Çocuk o kadar uğraşıyorSahnede yaptığı gösteriyi şöyle tanımlıyor Demirkaynak: "Kızını, oğlunu, karını alıp gelebileceğin, hadi gülelim, eğlenelim diyeceğin bir gösteri; hiç yere bakmak zorunda kalmadan seyredeceğin bir şey. Şovumda belden aşağı espri yapmam. Kimsenin kutsallarına laf etmem." Recep Bey, karizması olmadığını ve bu karizmasızlığın avantajından bahsediyor: "Çoğu seyircide komedyenlerle ilgili şu olabilir: 'Dur bakayım, nerede çuvallayacak?' Bana kalırsa benim durumumda şöyle oluyor: 'Ulan, hata yapmasın, dur aman çuvallamasın. Yazık, çocuk o kadar uğraşıyor, gülün bari." Gösterinin özel konuları yok; günlük hayattan veya medyadan konuşuyor, taklitler de var ayrıca. "Peki kadın-erkek ilişkileri var mı?" diye sorduğumuzda, "Var, ama evlilik üzerine var," diyor. Yani gösteriyi yapanın bazı sınırları var: "İnancın mizahını sınırlamaz aslında. Hayat tarzı belirler sınırı. Evet, ben dindarım; Allah'la kul ilişkisini sağlamaya çalışan bir adamım. Bu böyle diye dindarla alakalı hiç mizah yapmayacak mıyım? Kırmadan, aşağılamadan, sırf onlarla değil herkesle alakalı bu böyle olur."

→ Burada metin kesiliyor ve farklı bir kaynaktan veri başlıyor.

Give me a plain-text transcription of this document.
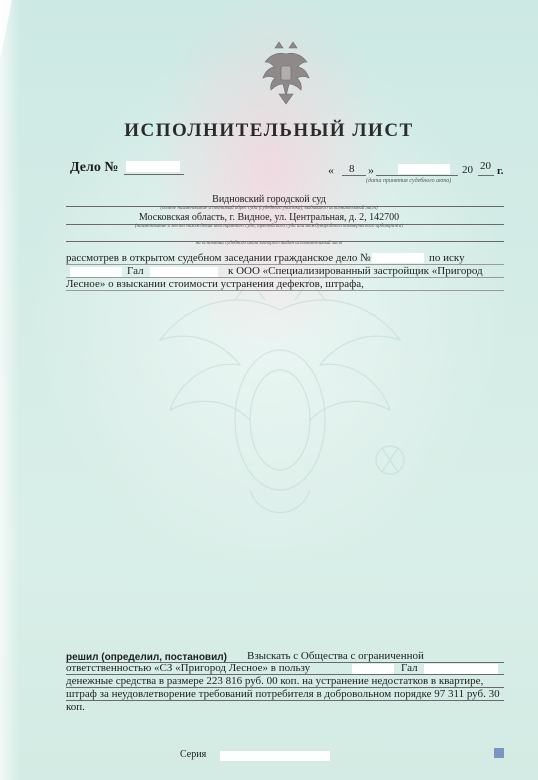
ИСПОЛНИТЕЛЬНЫЙ ЛИСТ
Дело №	« 8 »	20 20 г.
(дата принятия судебного акта)
Видновский городской суд
(полное наименование и почтовый адрес суда (судебного участка), выдавшего исполнительный лист)
Московская область, г. Видное, ул. Центральная, д. 2, 142700
(наименование и место нахождения иностранного суда, третейского суда или международного коммерческого арбитража)
на основании судебного акта которого выдан исполнительный лист
рассмотрев в открытом судебном заседании гражданское дело №	по иску
Гал	к ООО «Специализированный застройщик «Пригород
Лесное» о взыскании стоимости устранения дефектов, штрафа,
решил (определил, постановил) Взыскать с Общества с ограниченной
ответственностью «СЗ «Пригород Лесное» в пользу	Гал
денежные средства в размере 223 816 руб. 00 коп. на устранение недостатков в квартире,
штраф за неудовлетворение требований потребителя в добровольном порядке 97 311 руб. 30
коп.
Серия
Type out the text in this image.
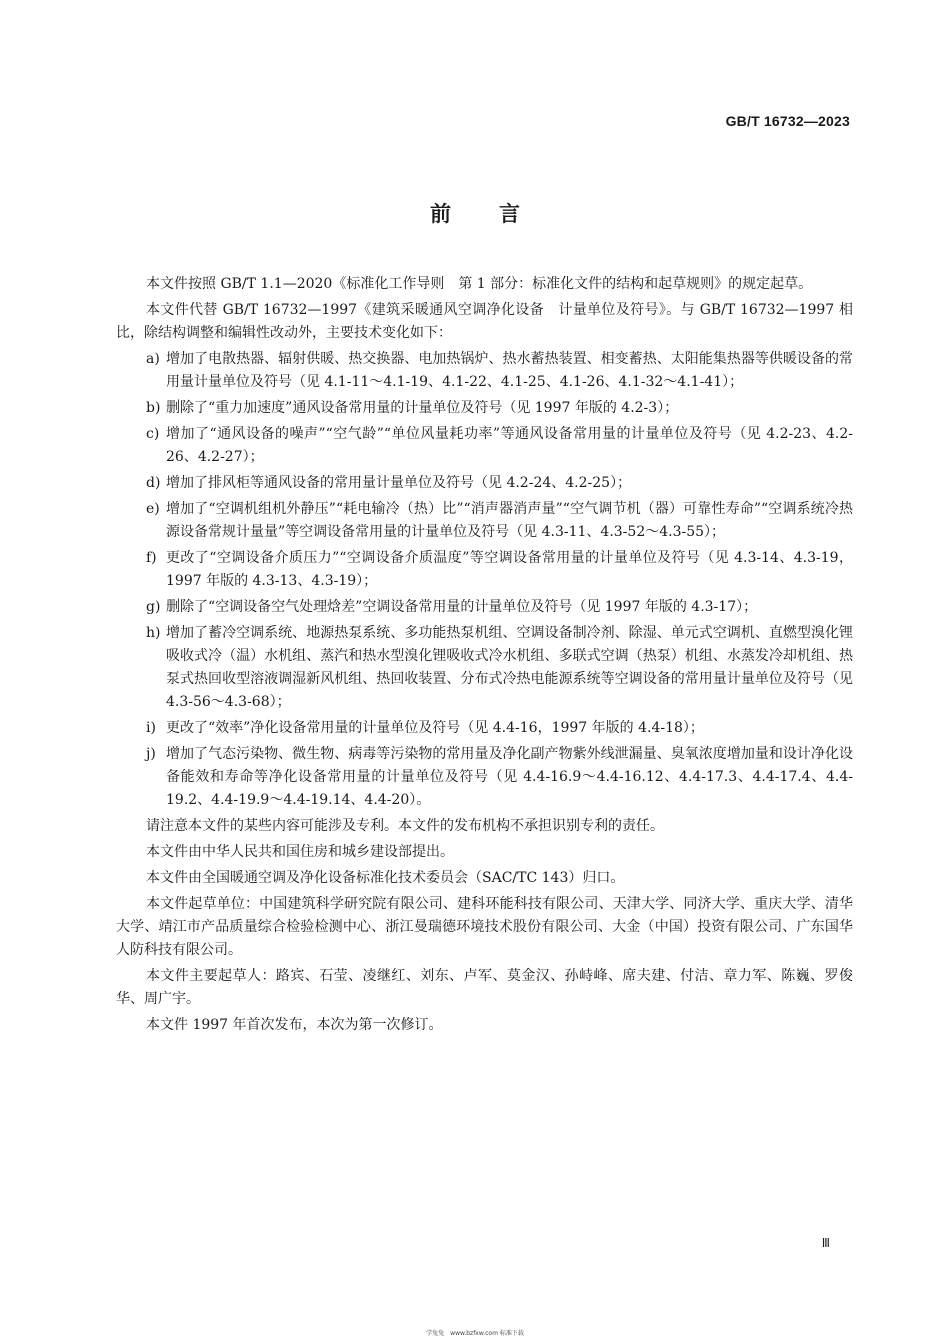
GB/T 16732—2023
前言

本文件按照 GB/T 1.1—2020《标准化工作导则　第 1 部分：标准化文件的结构和起草规则》的规定起草。

本文件代替 GB/T 16732—1997《建筑采暖通风空调净化设备　计量单位及符号》。与 GB/T 16732—1997 相比，除结构调整和编辑性改动外，主要技术变化如下：

a) 增加了电散热器、辐射供暖、热交换器、电加热锅炉、热水蓄热装置、相变蓄热、太阳能集热器等供暖设备的常用量计量单位及符号（见 4.1-11～4.1-19、4.1-22、4.1-25、4.1-26、4.1-32～4.1-41）；
b) 删除了“重力加速度”通风设备常用量的计量单位及符号（见 1997 年版的 4.2-3）；
c) 增加了“通风设备的噪声”“空气龄”“单位风量耗功率”等通风设备常用量的计量单位及符号（见 4.2-23、4.2-26、4.2-27）；
d) 增加了排风柜等通风设备的常用量计量单位及符号（见 4.2-24、4.2-25）；
e) 增加了“空调机组机外静压”“耗电输冷（热）比”“消声器消声量”“空气调节机（器）可靠性寿命”“空调系统冷热源设备常规计量量”等空调设备常用量的计量单位及符号（见 4.3-11、4.3-52～4.3-55）；
f) 更改了“空调设备介质压力”“空调设备介质温度”等空调设备常用量的计量单位及符号（见 4.3-14、4.3-19，1997 年版的 4.3-13、4.3-19）；
g) 删除了“空调设备空气处理焓差”空调设备常用量的计量单位及符号（见 1997 年版的 4.3-17）；
h) 增加了蓄冷空调系统、地源热泵系统、多功能热泵机组、空调设备制冷剂、除湿、单元式空调机、直燃型溴化锂吸收式冷（温）水机组、蒸汽和热水型溴化锂吸收式冷水机组、多联式空调（热泵）机组、水蒸发冷却机组、热泵式热回收型溶液调湿新风机组、热回收装置、分布式冷热电能源系统等空调设备的常用量计量单位及符号（见 4.3-56～4.3-68）；
i) 更改了“效率”净化设备常用量的计量单位及符号（见 4.4-16，1997 年版的 4.4-18）；
j) 增加了气态污染物、微生物、病毒等污染物的常用量及净化副产物紫外线泄漏量、臭氧浓度增加量和设计净化设备能效和寿命等净化设备常用量的计量单位及符号（见 4.4-16.9～4.4-16.12、4.4-17.3、4.4-17.4、4.4-19.2、4.4-19.9～4.4-19.14、4.4-20）。

请注意本文件的某些内容可能涉及专利。本文件的发布机构不承担识别专利的责任。

本文件由中华人民共和国住房和城乡建设部提出。

本文件由全国暖通空调及净化设备标准化技术委员会（SAC/TC 143）归口。

本文件起草单位：中国建筑科学研究院有限公司、建科环能科技有限公司、天津大学、同济大学、重庆大学、清华大学、靖江市产品质量综合检验检测中心、浙江曼瑞德环境技术股份有限公司、大金（中国）投资有限公司、广东国华人防科技有限公司。

本文件主要起草人：路宾、石莹、凌继红、刘东、卢军、莫金汉、孙峙峰、席夫建、付洁、章力军、陈巍、罗俊华、周广宇。

本文件 1997 年首次发布，本次为第一次修订。

Ⅲ
学兔兔　www.bzfxw.com 标准下载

Böylesi profesyonel değil biliyorum

12 yıldır sadece çağrıldığı yerlere gidip, 'Amerika hariç dünyanın her yerinde' gösterisini yapıyor Recep Demirkaynak. Üniversitelerden, vakıflardan, şenliklerden davet aldıkça gidiyor. Geçimini bundan sağlıyor. Ne bir menajeri var ne de bir ajansa bağlı. Bu işin profesyonel olarak böyle olmadığını bildiğini söylüyor, yıllardır "Bu böyle gitmez," diyormuş: "Yani ne bizde bu işe para yatıracak bir adam var, ne de dört başı mamur bir sahne şovu yapacağım dediğiniz vakit o bütçeyi size verecek biri. Yok!"

İslami kanalların gülen yüzü yok

"Kafamda bir sürü televizyon programı projesi var ama gitmiyorum kanallara. Benim dezavantajım bu..." Konu doğal olarak İslami televizyon kanallarına geliyor, orada bir mizah eksikliği yaşanıp yaşanmadığına şöyle açıklık getiriyor: "Evet, çok doğru, bu televizyonların gülen bir yüzü yok. Bu camiadan mizah çıkmaması, yetişmiş eleman sorunudur. Yetişmiş adamları yoktur, teşvik de yoktur. Tam oturtamadık, bundan 10 sene önce müzik haram diyorlardı; bayağı yol kat ettik yani! Şimdi sahne sanatlarının, sinemanın, tiyatronun önemini kavrayacaklar, 'Bu iş hakikaten önemliymiş,' diyecekler ki ondan sonra birileri yetişecek."